Tapi, apa yang Nico katakan barusan membuat Sandra sangat bahagia. Itu artinya, Sandra juga menjadi kaya raya? Lalu jika ia meminta uang untuk melunasi hutang keluarganya, maka Nico pasti akan memberikannya?
Berpikir tentang ini, Sandra kembali mendongakkan kepalanya, "Kalau begitu, bisakah kamu memberiku uang lagi?"
"Untuk apa?" Nico pura-pura tidak mengerti.
"Kamu tahu, keluargaku meminjam uang milyaran dari East Group, perusahaan milik keluarga Atmaja. Alasanku berada di hotel saat itu adalah untuk menemui Presiden perusahaan itu, dan memintanya untuk memberikan keringanan. Tapi kamu tahu sendiri kan malam itu aku gagal bertemu dengannya karena ulahmu. Nah sekarang, kamu bilang bahwa milikmu adalah milikku... jadi... ", ujar Sandra dengan penuh kejujuran.
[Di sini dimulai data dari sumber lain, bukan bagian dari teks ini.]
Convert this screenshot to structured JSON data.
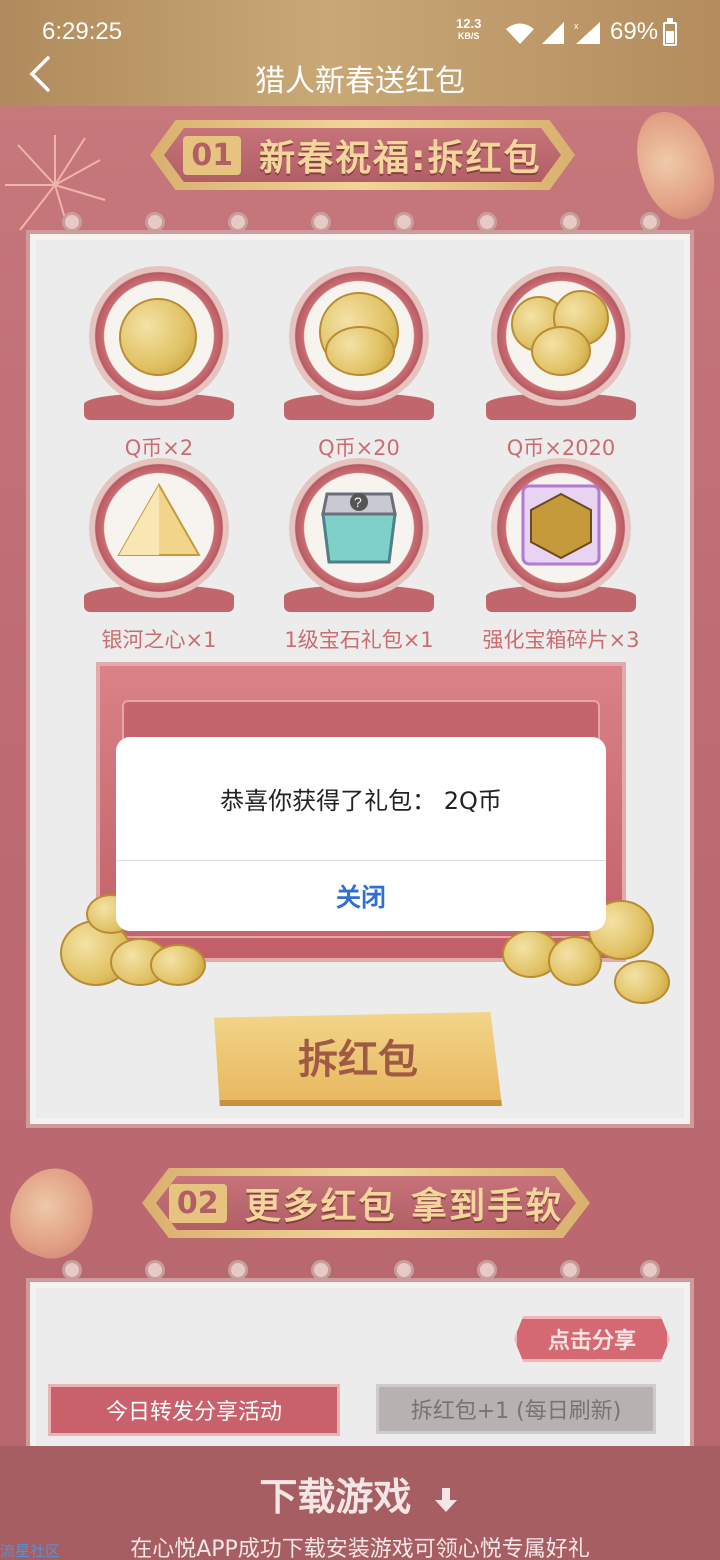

Nico menghela nafas panjang. Ia lupa bahwa begitu banyak rahasia yang ia simpan dari gadis itu. Bagaimana dia akan memberi tahu gadis itu itu bahwa dirinya adalah Nicolas Atmaja, presiden dari East Group yang ingin menemuinya malam itu dan mengharapkannya untuk membayar hutang dengan tubuhnya? Tidak bisa. Ini terlalu rumit.
"Jadi, saat itu kamu bersedia memberikan dirimu kepada Presiden East Group demi keluargamu?" Nico berencana untuk tidak mengatakan yang sebenarnya kepada gadis itu untuk saat ini.
"Ya. Tapi kenapa caramu mengatakannya seakan-akan aku orang yang kotor", Sandra merasa tersinggung.
"Hei bukan begitu. Jangan salah paham" Nico tertawa melihat pacarnya begitu marah. Ia kemudian membungkuk lebih rendah, melingkarkan tangannya di pinggang gadis itu, membungkusnya dalam pelukannya.